Sus manos se encontraron, la de Cale cálida contra la de Kiva, y comenzaron a moverse al ritmo, un baile sencillo pero cargado de una tensión que ambos sentían. Kiva, ligera en sus movimientos, giraba con una gracia que contrastaba con su dureza habitual, el vestido fluyendo como el mar. Cale, más torpe pero esforzándose, no podía apartar los ojos de ella, especialmente de sus labios carmesí, que brillaban bajo la luz ultravioleta. La tentación de besarla, de cerrar la distancia entre ellos, era una corriente constante en su mente, cada giro acercándolos más, su aliento mezclándose. Recordó el tropiezo en la cacería, la chispa de sus rostros cercanos, y el deseo creció, un anhelo que luchaba contra su cautela.

Kiva, sintiendo su mirada, sonrió, sus ojos grises encontrando los suyos, pero no dijo nada, dejando que la música hablara. Por un momento, el mundo se redujo a ellos, la Gran Oscuridad desvaneciéndose, los Umbríos olvidados.

Pero la canción terminó, y antes de que comenzara la siguiente, un joven isleño, de la edad de Kiva, con cabello largo y una sonrisa confiada, se acercó. —Kiva, ¿me das este baile? —preguntó, su tono amistoso pero con un destello de interés.

Kiva, sorprendida, miró a Cale, como si buscara su reacción. Cale, sintiendo una punzada de celos que lo tomó desprevenido, forzó una sonrisa, soltando su mano. —Adelante, marinera —dijo, su voz controlada, aunque la molestia lo carcomía—. No te prives.

Kiva, dudando un instante, asintió y tomó la mano del joven, girando hacia la pista. Cale, regresando a la mesa, tomó su vaso de vino, su mirada siguiéndola mientras bailaba, sus movimientos fluidos pero menos íntimos que con él. Los celos, nuevos y ardientes, lo sorprendieron, pero los enterró bajo su fachada de indiferencia.

Milo, que había observado todo desde la mesa con Selina, se acercó a Cale, su expresión mezcla de diversión y seriedad. —Te estás torturando, pescador —dijo, sentándose a su lado, su voz baja para no ser oído—. Esos celos que intentas esconder te delatan.
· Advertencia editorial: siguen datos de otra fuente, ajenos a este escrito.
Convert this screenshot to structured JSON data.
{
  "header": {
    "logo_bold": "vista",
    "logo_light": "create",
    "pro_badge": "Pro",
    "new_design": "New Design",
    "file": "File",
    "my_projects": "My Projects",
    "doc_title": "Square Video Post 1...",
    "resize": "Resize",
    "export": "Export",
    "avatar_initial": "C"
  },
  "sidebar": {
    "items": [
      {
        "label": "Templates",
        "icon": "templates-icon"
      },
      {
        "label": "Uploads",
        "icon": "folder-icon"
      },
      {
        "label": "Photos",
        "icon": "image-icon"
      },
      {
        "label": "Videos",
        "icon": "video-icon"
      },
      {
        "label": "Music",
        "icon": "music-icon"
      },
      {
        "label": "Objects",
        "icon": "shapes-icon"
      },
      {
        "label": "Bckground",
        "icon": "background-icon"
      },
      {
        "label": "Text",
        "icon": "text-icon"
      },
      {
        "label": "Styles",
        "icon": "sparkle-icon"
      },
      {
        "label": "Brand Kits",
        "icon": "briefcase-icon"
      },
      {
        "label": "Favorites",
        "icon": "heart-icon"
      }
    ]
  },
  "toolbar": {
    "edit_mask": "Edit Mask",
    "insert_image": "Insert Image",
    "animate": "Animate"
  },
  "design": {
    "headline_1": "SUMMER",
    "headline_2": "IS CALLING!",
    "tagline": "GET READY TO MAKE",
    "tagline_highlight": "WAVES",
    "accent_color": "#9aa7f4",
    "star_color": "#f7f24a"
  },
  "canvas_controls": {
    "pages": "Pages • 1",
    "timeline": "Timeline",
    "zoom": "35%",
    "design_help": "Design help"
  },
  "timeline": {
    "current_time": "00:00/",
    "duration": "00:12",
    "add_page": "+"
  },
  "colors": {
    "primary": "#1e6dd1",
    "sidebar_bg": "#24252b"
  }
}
Kiva no es solo una amiga, y lo sabes.

Cale, bebiendo un sorbo, negó con la cabeza, aunque su tensión era evidente. —Somos amigos, Milo —dijo, su tono poco convincente—. Ella puede bailar con quien quiera. No tengo derecho a sentir nada.

Milo, resoplando, le dio un codazo. —Para de hacerte el buen amigo, Cale —dijo, su tono directo pero cálido—. Se te nota cómo la miras, cómo te quedaste cuando la viste entrar. Y ella… no me digas que no sentiste algo en ese baile. La vida es corta, pescador. Los Umbríos no esperan, y pronto estaremos en el Aurora. Si sientes algo por Kiva, lánzate. Dile lo que sientes, o al menos, no la dejes ir sin intentarlo. No te quedes con el remordimiento.